The Ninth Circuit today upheld San Diego’s ban on corporate contributions, in a decision that fully affirmed a recent district court opinion in Thalheimer v. City of San Diego. In doing so, the Court properly applied the rule of law as set forth by the Supreme Court in Buckley v. Valeo (where the Court permitted greater regulation of campaign contributions than expenditures) and FEC v. Beaumont (which upheld the federal ban on direct corporate campaign contributions). The Ninth Circuit’s careful reasoning stands in sharp rebuke to the radical opinion issued earlier this week in U.S. v. Danielczyk, where a Virginia district court judge ignored these controlling Supreme Court precedents in order to rule the corporate contribution ban unconstitutional.

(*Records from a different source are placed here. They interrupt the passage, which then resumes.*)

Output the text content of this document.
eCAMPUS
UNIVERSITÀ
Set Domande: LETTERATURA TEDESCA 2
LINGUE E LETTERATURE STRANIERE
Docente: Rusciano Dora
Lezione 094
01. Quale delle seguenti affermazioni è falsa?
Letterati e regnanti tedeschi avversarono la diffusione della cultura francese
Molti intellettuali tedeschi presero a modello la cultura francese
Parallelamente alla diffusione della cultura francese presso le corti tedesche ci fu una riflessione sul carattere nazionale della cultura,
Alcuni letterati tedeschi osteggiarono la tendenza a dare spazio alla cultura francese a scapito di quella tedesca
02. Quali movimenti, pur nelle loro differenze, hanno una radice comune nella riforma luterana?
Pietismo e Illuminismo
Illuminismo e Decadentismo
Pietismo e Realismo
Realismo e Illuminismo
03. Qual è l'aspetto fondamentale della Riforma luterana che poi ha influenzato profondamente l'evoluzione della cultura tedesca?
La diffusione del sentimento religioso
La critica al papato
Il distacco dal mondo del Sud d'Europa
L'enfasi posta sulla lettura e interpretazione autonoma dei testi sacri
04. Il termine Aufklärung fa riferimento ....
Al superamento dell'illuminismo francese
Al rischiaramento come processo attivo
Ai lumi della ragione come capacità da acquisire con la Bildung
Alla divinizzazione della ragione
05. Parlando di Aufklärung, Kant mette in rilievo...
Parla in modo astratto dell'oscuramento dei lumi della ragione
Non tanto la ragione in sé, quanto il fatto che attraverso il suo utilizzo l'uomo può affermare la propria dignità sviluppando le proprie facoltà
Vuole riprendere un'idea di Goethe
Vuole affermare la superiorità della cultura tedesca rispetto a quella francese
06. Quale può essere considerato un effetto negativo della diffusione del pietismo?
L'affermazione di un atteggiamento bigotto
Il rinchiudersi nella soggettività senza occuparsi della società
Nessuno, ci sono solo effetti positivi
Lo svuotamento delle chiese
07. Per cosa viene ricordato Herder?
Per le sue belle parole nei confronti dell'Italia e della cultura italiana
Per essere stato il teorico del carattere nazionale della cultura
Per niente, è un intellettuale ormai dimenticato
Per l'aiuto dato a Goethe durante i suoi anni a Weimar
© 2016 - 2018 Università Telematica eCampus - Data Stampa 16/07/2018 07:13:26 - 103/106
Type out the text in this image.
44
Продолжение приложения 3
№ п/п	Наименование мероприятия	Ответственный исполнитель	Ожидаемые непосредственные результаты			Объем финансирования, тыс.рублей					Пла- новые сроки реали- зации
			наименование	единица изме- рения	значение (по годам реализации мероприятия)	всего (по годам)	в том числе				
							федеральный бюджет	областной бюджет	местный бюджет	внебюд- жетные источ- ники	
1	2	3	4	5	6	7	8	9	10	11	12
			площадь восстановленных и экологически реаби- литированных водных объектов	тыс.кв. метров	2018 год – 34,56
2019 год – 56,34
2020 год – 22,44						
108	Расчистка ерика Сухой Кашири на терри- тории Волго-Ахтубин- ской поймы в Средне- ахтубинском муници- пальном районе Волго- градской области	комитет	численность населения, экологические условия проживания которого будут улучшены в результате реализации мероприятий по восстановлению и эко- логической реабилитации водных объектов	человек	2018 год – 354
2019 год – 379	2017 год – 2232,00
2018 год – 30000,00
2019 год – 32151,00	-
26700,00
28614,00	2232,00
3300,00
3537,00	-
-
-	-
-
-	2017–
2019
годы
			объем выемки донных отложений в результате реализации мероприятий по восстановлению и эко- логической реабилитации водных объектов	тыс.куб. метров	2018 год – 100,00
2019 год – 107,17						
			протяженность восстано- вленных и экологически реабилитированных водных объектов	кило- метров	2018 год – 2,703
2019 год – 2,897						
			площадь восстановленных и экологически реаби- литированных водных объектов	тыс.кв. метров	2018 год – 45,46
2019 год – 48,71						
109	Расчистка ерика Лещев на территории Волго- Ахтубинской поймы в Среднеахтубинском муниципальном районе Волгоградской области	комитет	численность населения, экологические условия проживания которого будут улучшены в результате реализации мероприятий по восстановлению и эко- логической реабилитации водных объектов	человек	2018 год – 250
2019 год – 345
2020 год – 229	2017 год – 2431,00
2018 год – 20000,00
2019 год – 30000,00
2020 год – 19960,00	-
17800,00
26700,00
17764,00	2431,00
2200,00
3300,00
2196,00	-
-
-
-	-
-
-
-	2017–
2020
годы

Contribution limits are an important anti-corruption tool. And San Diego’s ban on contributions by corporations, committees, unions and other organizations allows the city to ensure that its law is not evaded. The Supreme Court upheld a similar ban in Beaumont based on this rationale—and Citizens United did nothing to disturb that ruling. As was easily recognized by the Ninth Circuit (following similar rulings by the Second and Eighth Circuits), Citizens United expressly declined to cast any doubt on the Supreme Court’s long-standing opinion that contribution limits are permissible because they “entail only a marginal restriction upon the contributor’s ability to engage in free communication.” Buckley, 424 U.S. at 19–20.

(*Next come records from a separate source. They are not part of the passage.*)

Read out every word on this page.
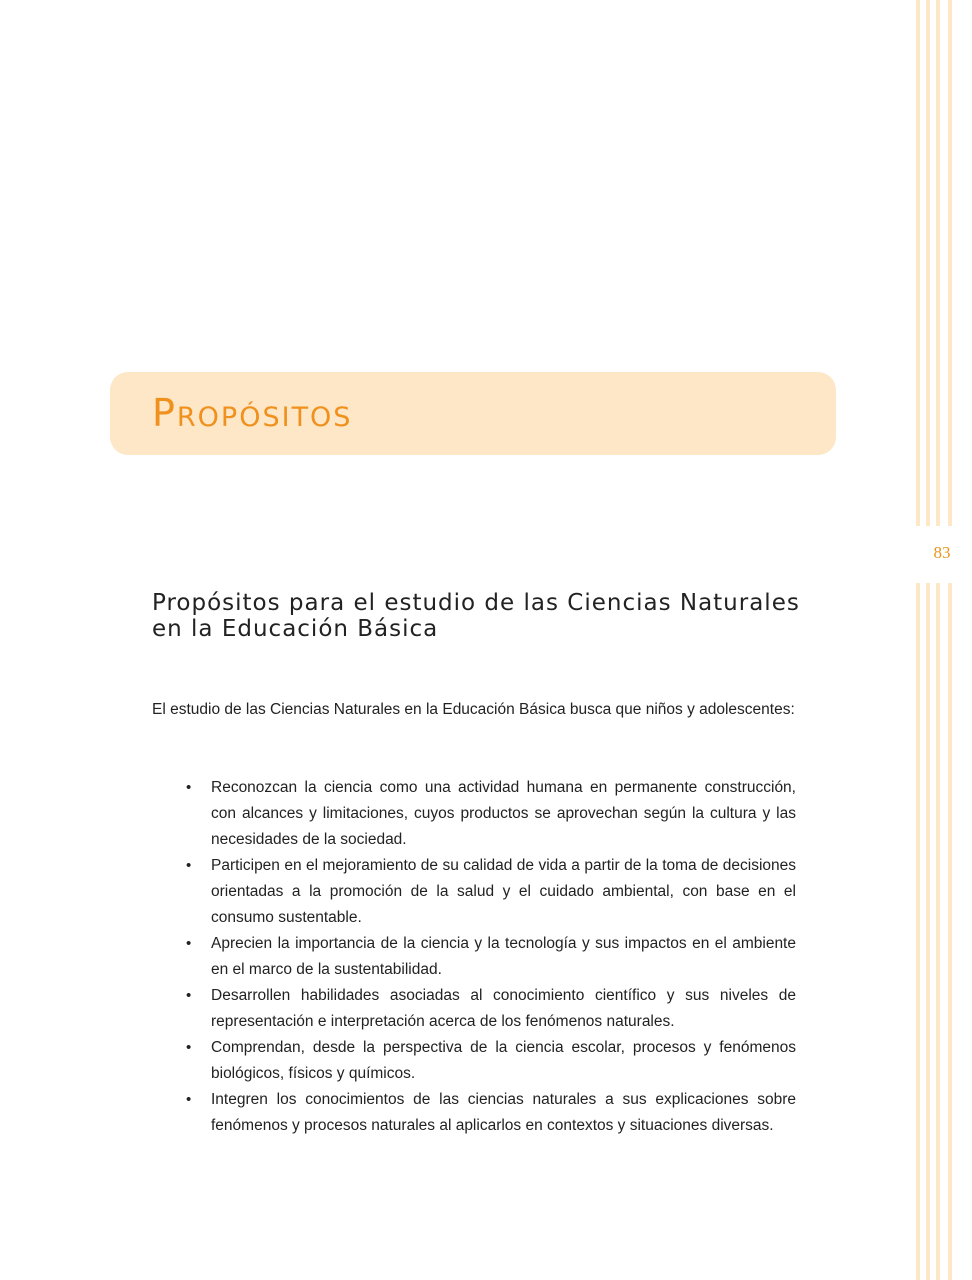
83
Propósitos
Propósitos para el estudio de las Ciencias Naturales en la Educación Básica

El estudio de las Ciencias Naturales en la Educación Básica busca que niños y adolescentes:

• Reconozcan la ciencia como una actividad humana en permanente construcción, con alcances y limitaciones, cuyos productos se aprovechan según la cultura y las necesidades de la sociedad.
• Participen en el mejoramiento de su calidad de vida a partir de la toma de decisiones orientadas a la promoción de la salud y el cuidado ambiental, con base en el consumo sustentable.
• Aprecien la importancia de la ciencia y la tecnología y sus impactos en el ambiente en el marco de la sustentabilidad.
• Desarrollen habilidades asociadas al conocimiento científico y sus niveles de representación e interpretación acerca de los fenómenos naturales.
• Comprendan, desde la perspectiva de la ciencia escolar, procesos y fenómenos biológicos, físicos y químicos.
• Integren los conocimientos de las ciencias naturales a sus explicaciones sobre fenómenos y procesos naturales al aplicarlos en contextos y situaciones diversas.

The Danielczyk court, alone among federal courts, found otherwise. In doing so, it flouted Supreme Court precedent. Unfortunately, however, the district court acted well within the spirit of “extreme judicial activism” represented by the Citizens United decision.
By reaching beyond the narrow questions posed in Citizens United and ruling so broadly, the Supreme Court gave an emphatic green light to corporations and wealthy special interests that have long sought to dominate our politics. The Court did not merely strike down restrictions on corporate spending that stood for over a century. It also encouraged big political spenders to redouble their efforts to evade the rules that we have implemented to prevent political corruption.

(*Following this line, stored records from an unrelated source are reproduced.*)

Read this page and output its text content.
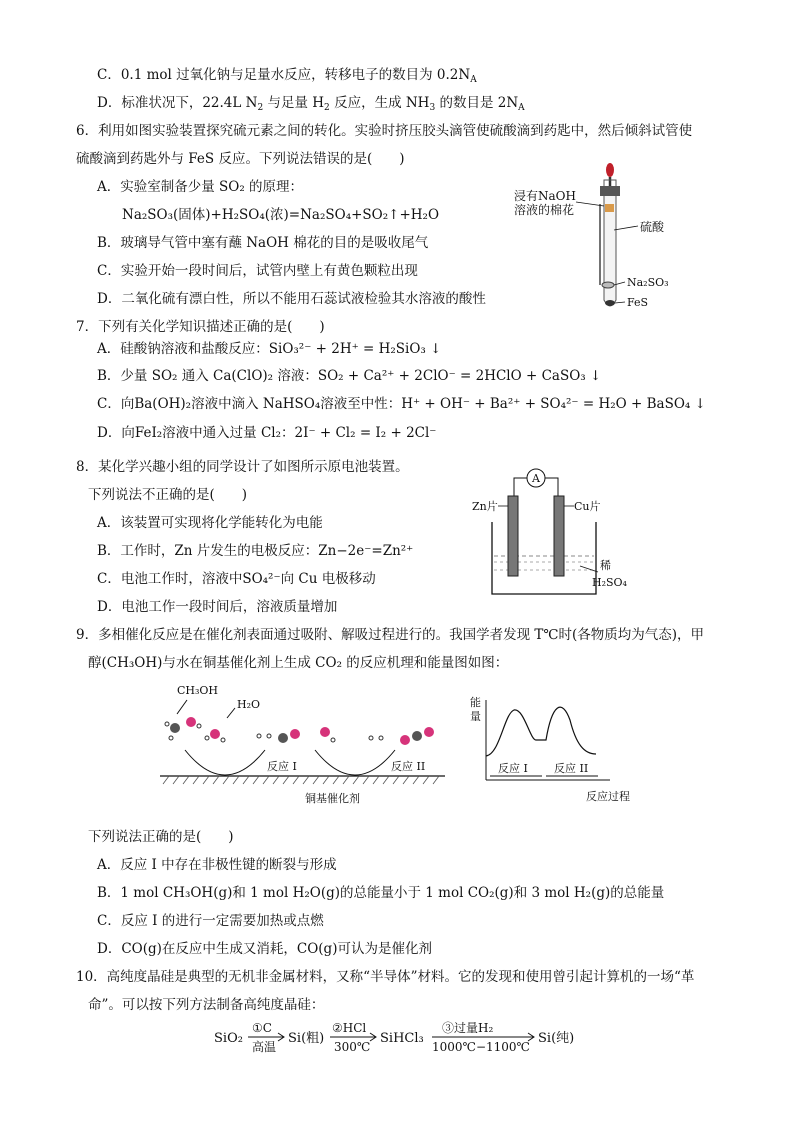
C．0.1 mol 过氧化钠与足量水反应，转移电子的数目为 $0.2N_A$
D．标准状况下，22.4L $N_2$ 与足量 $H_2$ 反应，生成 $NH_3$ 的数目是 $2N_A$
6．利用如图实验装置探究硫元素之间的转化。实验时挤压胶头滴管使硫酸滴到药匙中，然后倾斜试管使
硫酸滴到药匙外与 FeS 反应。下列说法错误的是(　　)
A．实验室制备少量 SO₂ 的原理：
Na₂SO₃(固体)+H₂SO₄(浓)=Na₂SO₄+SO₂↑+H₂O
B．玻璃导气管中塞有蘸 NaOH 棉花的目的是吸收尾气
C．实验开始一段时间后，试管内壁上有黄色颗粒出现
D．二氧化硫有漂白性，所以不能用石蕊试液检验其水溶液的酸性
浸有NaOH
溶液的棉花
硫酸
Na₂SO₃
FeS
7．下列有关化学知识描述正确的是(　　)
A．硅酸钠溶液和盐酸反应：SiO₃²⁻ + 2H⁺ = H₂SiO₃ ↓
B．少量 SO₂ 通入 Ca(ClO)₂ 溶液：SO₂ + Ca²⁺ + 2ClO⁻ = 2HClO + CaSO₃ ↓
C．向Ba(OH)₂溶液中滴入 NaHSO₄溶液至中性：H⁺ + OH⁻ + Ba²⁺ + SO₄²⁻ = H₂O + BaSO₄ ↓
D．向FeI₂溶液中通入过量 Cl₂：2I⁻ + Cl₂ = I₂ + 2Cl⁻
8．某化学兴趣小组的同学设计了如图所示原电池装置。
下列说法不正确的是(　　)
A．该装置可实现将化学能转化为电能
B．工作时，Zn 片发生的电极反应：Zn−2e⁻=Zn²⁺
C．电池工作时，溶液中SO₄²⁻向 Cu 电极移动
D．电池工作一段时间后，溶液质量增加
A
Zn片	Cu片
稀
H₂SO₄
9．多相催化反应是在催化剂表面通过吸附、解吸过程进行的。我国学者发现 T℃时(各物质均为气态)，甲
醇(CH₃OH)与水在铜基催化剂上生成 CO₂ 的反应机理和能量图如图：
CH₃OH
H₂O
反应 I	反应 II
铜基催化剂
能
量
反应 I 反应 II
反应过程
下列说法正确的是(　　)
A．反应 I 中存在非极性键的断裂与形成
B．1 mol CH₃OH(g)和 1 mol H₂O(g)的总能量小于 1 mol CO₂(g)和 3 mol H₂(g)的总能量
C．反应 I 的进行一定需要加热或点燃
D．CO(g)在反应中生成又消耗，CO(g)可认为是催化剂
10．高纯度晶硅是典型的无机非金属材料，又称“半导体”材料。它的发现和使用曾引起计算机的一场“革
命”。可以按下列方法制备高纯度晶硅：
SiO₂
①C
高温
Si(粗)
②HCl
300℃
SiHCl₃
③过量H₂
1000℃−1100℃
Si(纯)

It’s no surprise that big money is taking up this invitation. For example, we’ve recently seen a scheme by the Republican Super PAC that would encourage federal candidates, officeholders and party officials to violate federal rules against the solicitation of unlimited contributions. These solicitation rules (like San Diego’s corporate contribution ban) are designed to shore up reasonable contribution limits—and to prevent our elected officials from selling access and influence to the highest bidder. The Brennan Center and others have asked the Federal Election Commission to hew to the rule of law and advise that this scheme remains a clear violation of federal statute and Supreme Court precedent.
But it’s more disappointing when a federal judge ignores the rule of law in favor of the radical spirit of Citizens United. We hope that the Fourth Circuit has an opportunity to review the Danielczyk decision on appeal—and that it follows the reasoned and conservative approach taken by the Ninth Circuit today.